The stresses of balancing radio and running have not gotten to Lance. He has continued to grow his experience in both fields and has found himself in leadership positions for both passions.
Lance said that he has learned a lot about how to manage his time during his college career and he is passing some of that down to the underclassman on the cross country team.
“He means a lot, he is that bridge,” Sussman said. “He has been there when the team has been really good, he’s been there when the teams been kinda down and I think he’s really showing the freshmen that we have what cross country is all about and what Ashland is all about.”
So far in 2017, Lance is having the best season of his career.
With already two top-10 finishes on the year, Lance has posted some of the best times in his career and Sussman said “he’s had a fantastic season so far.”
That fantastic season that Lance is having culminated at Northern Michigan University on Oct. 21 when Lance finished 15th out of 101 runners in the 8K at the GLIAC Championships.
The top-20 finish gave Lance second team All-GLIAC honors, a feat he has been working towards since his freshmen season.

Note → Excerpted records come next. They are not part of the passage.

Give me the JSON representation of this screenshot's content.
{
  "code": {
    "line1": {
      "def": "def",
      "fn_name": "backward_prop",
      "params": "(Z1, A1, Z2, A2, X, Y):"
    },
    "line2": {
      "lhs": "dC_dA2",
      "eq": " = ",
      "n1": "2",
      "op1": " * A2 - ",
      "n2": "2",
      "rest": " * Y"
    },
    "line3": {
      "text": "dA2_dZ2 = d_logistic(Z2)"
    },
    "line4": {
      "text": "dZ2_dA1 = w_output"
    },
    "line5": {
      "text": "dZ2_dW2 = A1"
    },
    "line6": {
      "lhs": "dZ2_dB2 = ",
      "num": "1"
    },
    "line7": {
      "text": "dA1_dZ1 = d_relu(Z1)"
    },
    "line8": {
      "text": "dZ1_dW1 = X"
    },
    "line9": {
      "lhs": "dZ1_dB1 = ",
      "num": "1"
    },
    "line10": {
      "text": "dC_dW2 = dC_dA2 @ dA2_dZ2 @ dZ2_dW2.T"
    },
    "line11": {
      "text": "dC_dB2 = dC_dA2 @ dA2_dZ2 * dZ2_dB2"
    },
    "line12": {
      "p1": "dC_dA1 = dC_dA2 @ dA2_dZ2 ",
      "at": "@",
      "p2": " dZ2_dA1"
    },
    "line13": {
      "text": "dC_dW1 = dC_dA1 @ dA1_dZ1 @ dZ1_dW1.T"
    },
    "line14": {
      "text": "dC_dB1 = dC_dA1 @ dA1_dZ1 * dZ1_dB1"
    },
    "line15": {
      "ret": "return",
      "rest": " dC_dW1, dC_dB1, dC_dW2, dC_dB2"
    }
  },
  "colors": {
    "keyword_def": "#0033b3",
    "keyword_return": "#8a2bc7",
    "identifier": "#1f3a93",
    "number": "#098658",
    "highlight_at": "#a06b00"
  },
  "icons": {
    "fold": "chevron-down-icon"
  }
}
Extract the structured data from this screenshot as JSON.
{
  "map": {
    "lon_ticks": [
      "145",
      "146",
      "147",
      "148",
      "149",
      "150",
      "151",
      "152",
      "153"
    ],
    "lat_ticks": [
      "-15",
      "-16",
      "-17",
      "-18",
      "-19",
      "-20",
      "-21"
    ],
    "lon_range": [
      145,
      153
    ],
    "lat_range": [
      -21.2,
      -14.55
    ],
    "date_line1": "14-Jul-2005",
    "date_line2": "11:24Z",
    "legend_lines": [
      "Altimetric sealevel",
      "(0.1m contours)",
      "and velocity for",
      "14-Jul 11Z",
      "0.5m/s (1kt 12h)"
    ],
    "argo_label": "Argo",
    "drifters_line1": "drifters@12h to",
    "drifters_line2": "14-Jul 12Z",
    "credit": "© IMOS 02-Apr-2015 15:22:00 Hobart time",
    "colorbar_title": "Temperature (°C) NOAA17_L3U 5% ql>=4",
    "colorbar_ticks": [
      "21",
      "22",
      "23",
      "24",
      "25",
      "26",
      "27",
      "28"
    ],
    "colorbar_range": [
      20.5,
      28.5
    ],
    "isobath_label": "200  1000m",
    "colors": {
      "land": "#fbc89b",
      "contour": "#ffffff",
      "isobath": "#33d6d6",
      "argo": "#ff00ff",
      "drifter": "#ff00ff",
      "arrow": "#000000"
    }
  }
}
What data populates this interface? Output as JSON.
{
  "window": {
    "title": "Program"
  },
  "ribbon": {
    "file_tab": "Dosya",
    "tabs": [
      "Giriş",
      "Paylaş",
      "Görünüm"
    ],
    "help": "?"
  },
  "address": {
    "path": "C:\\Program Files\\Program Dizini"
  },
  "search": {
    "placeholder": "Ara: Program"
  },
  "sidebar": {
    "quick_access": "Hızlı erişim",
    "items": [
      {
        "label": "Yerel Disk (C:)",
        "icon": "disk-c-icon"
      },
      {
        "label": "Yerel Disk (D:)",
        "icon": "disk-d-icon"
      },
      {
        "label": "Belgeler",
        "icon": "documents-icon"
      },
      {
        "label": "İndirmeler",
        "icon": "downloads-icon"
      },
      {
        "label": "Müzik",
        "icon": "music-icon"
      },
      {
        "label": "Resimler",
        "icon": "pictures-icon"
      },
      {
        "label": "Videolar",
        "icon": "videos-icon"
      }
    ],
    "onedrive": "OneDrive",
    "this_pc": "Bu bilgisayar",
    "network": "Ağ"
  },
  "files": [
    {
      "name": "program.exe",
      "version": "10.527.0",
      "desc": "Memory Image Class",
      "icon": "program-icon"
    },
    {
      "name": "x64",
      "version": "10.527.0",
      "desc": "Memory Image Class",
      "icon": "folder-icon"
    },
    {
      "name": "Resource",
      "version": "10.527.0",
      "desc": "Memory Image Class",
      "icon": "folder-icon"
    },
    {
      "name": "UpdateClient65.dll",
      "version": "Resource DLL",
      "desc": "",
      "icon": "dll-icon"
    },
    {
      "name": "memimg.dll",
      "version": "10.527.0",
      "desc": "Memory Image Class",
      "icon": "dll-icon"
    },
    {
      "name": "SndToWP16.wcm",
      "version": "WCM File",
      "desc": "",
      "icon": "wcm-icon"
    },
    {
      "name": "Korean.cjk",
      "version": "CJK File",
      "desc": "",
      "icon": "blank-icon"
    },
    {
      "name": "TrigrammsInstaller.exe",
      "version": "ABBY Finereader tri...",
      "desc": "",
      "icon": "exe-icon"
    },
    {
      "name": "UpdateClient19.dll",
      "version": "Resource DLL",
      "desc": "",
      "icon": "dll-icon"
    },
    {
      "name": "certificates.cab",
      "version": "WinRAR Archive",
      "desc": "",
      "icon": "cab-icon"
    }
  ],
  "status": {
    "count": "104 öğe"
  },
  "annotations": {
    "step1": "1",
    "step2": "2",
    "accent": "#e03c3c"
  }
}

Lance’s season will continue at the Midwest Regional Championships in Cedarville, on Nov. 4.
The road has not been easy for Lance, “he said, but the gritty, hard working determination that has brought Lance to where he is today and Ickes said that this determination is ready to propel him into the future.
“It’s very rare to find an athlete that has as high of character as Tyler does as well as the work ethic he has,” Ickes said. “Tyler is the perfect blend of integrity and hard work and no matter what that is whether it’s running or the rest of life, he is going to be successful.”